Fischtreppe (Foto: SWR, Niklas Maurer)

Diskussion um "Ökopunkte" Bürgerprotest gegen Weinheimer Gewerbegebiet: Ist das Ökopunktesystem Betrug?

"Ökopunkte" gelten in Baden-Württemberg als Ausgleichsmaßnahme für Baugebiete. Umweltschützer kritisieren das - zum Beispiel bei einem Bauvorhaben in Weinheim.

Dauer

In Weinheim (Rhein-Neckar-Kreis) soll ein großes Gewerbegebiet auf einem Acker entstehen. Der sogenannte Ökopunkteausgleich geschieht allerdings in Kehl (Ortenaukreis). Das kritisiert die Bürgerinitiative "Schutzgemeinschaft Hintere Mult" in Weinheim. Wie ist solch ein Ausgleich von "Ökopunkten" möglich?

Dauer

Zahlen und Fakten

"Ökopunkte" werden nach einer Umfrage von "Report Mainz" in zehn Bundesländern mittlerweile als Ausgleichsmaßnahme für Bauvorhaben anerkannt. Umweltschützer, unter anderem des "Bund für Umwelt- und Naturschutz" (BUND), kritisieren, dass dadurch die Versiegelung der Landschaft erleichtert werde. Aktuell werden in Deutschland knapp 60 Hektar pro Tag versiegelt. Bis 2020 wollte Deutschland den Wert auf 30 Hektar verringern.

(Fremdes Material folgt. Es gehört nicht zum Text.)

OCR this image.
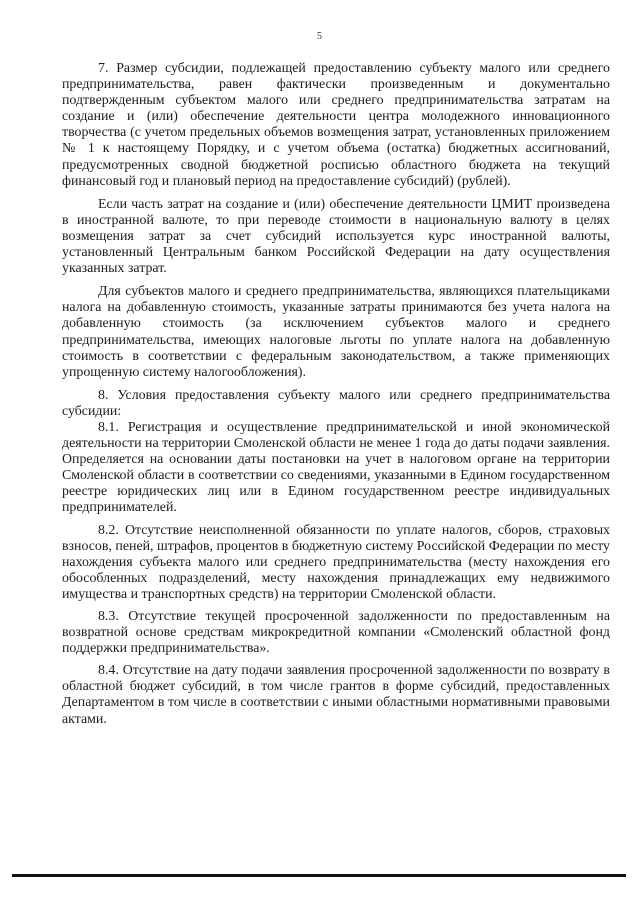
5

7. Размер субсидии, подлежащей предоставлению субъекту малого или среднего предпринимательства, равен фактически произведенным и документально подтвержденным субъектом малого или среднего предпринимательства затратам на создание и (или) обеспечение деятельности центра молодежного инновационного творчества (с учетом предельных объемов возмещения затрат, установленных приложением № 1 к настоящему Порядку, и с учетом объема (остатка) бюджетных ассигнований, предусмотренных сводной бюджетной росписью областного бюджета на текущий финансовый год и плановый период на предоставление субсидий) (рублей).

Если часть затрат на создание и (или) обеспечение деятельности ЦМИТ произведена в иностранной валюте, то при переводе стоимости в национальную валюту в целях возмещения затрат за счет субсидий используется курс иностранной валюты, установленный Центральным банком Российской Федерации на дату осуществления указанных затрат.

Для субъектов малого и среднего предпринимательства, являющихся плательщиками налога на добавленную стоимость, указанные затраты принимаются без учета налога на добавленную стоимость (за исключением субъектов малого и среднего предпринимательства, имеющих налоговые льготы по уплате налога на добавленную стоимость в соответствии с федеральным законодательством, а также применяющих упрощенную систему налогообложения).

8. Условия предоставления субъекту малого или среднего предпринимательства субсидии:

8.1. Регистрация и осуществление предпринимательской и иной экономической деятельности на территории Смоленской области не менее 1 года до даты подачи заявления. Определяется на основании даты постановки на учет в налоговом органе на территории Смоленской области в соответствии со сведениями, указанными в Едином государственном реестре юридических лиц или в Едином государственном реестре индивидуальных предпринимателей.

8.2. Отсутствие неисполненной обязанности по уплате налогов, сборов, страховых взносов, пеней, штрафов, процентов в бюджетную систему Российской Федерации по месту нахождения субъекта малого или среднего предпринимательства (месту нахождения его обособленных подразделений, месту нахождения принадлежащих ему недвижимого имущества и транспортных средств) на территории Смоленской области.

8.3. Отсутствие текущей просроченной задолженности по предоставленным на возвратной основе средствам микрокредитной компании «Смоленский областной фонд поддержки предпринимательства».

8.4. Отсутствие на дату подачи заявления просроченной задолженности по возврату в областной бюджет субсидий, в том числе грантов в форме субсидий, предоставленных Департаментом в том числе в соответствии с иными областными нормативными правовыми актами.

Ökopunkte - der "moderne Ablasshandel"

Das Prinzip "Ökopunkte" bezeichnen Kritiker als "modernen Ablasshandel". Wer zum Beispiel einen Acker in eine Wiese umwandelt, kann sich dafür "Ökopunkte" gutschreiben lassen. Diese Punkte darf er weiterverkaufen - an eine Kommune oder eine Firma, die ein Bauvorhaben realisieren möchte.  Kommunen, die keine gesetzlich vorgeschriebenen Flächen zum Ausgleich des Baugebietes mehr haben, können sich die nötigen Punkte auch von einer weit entfernten Kommune kaufen - und damit dann bauen.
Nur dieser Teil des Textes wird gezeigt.